Well, hopefully you enjoyed shaping the saw handle and making it fit your own hand instead fo the minuscule hand the makers intended it for. I have always liked the wheat stalks on saw handles and here is how a accomplished it on mine. There is another method which I will show in a second blog using carving chisels.
Here is the one I began in my previous blog, replete with wheat carved handle
And here it is before carving began.
Disston saws once had lovely wheat stalks carved in the handles. I copied one for this exercise, but generally I like to design my own as I go.
I begin by drawing the center lines on the wooden handle. These are lines I begin each leaf or stalk with. Every leaf, stalk or stem has a centre cut line., which starts each piece of carving. This line is a stab-cut line.
I then clamp my saw handle to the bench top as shown. Take care not to apply uneven or wrongful pressure on weak points as this can crack the handle.

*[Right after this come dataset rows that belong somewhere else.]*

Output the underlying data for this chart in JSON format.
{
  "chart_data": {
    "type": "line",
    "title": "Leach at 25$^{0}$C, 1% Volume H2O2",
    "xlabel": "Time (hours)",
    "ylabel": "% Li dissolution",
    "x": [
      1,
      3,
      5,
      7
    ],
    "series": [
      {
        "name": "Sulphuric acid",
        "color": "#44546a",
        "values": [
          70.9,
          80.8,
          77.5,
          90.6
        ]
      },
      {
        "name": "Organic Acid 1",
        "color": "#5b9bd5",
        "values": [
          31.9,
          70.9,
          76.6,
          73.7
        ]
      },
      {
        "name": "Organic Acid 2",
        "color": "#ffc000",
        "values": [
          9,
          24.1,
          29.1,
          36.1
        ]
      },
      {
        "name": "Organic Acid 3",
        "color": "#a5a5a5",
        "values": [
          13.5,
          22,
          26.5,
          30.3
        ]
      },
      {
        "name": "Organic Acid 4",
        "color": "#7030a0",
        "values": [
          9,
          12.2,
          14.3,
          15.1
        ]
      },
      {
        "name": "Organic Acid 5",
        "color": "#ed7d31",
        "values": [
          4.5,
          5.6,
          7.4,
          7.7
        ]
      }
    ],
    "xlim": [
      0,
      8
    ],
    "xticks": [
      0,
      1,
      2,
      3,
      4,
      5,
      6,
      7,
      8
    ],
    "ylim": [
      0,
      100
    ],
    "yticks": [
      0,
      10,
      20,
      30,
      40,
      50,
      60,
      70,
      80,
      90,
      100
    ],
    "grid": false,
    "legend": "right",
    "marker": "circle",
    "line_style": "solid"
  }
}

I am using a Stanley knife with a sharp, strong point, but a chip carving knife will work equally well. I begin by pulling a center line down the center of each leaf and stalk, beginning with the stalk or stalks. That way all of the leaves come from each side of the stem.
With each center line I complete I make a scalloped incised sweeping cut in toward the center line in the shape of a half boat shape using the very point of the knife. This is one half of a leaf. Sometimes I stop at one half because it looks nice, other times I make the second half.
I work the leaves on either side of the main stem or branch using the same technique. They need not be symmetrical and they need not be all the same shape. It’s personal thing.
This is how my saw looks with the carving and shaping completed. About an hours work in all.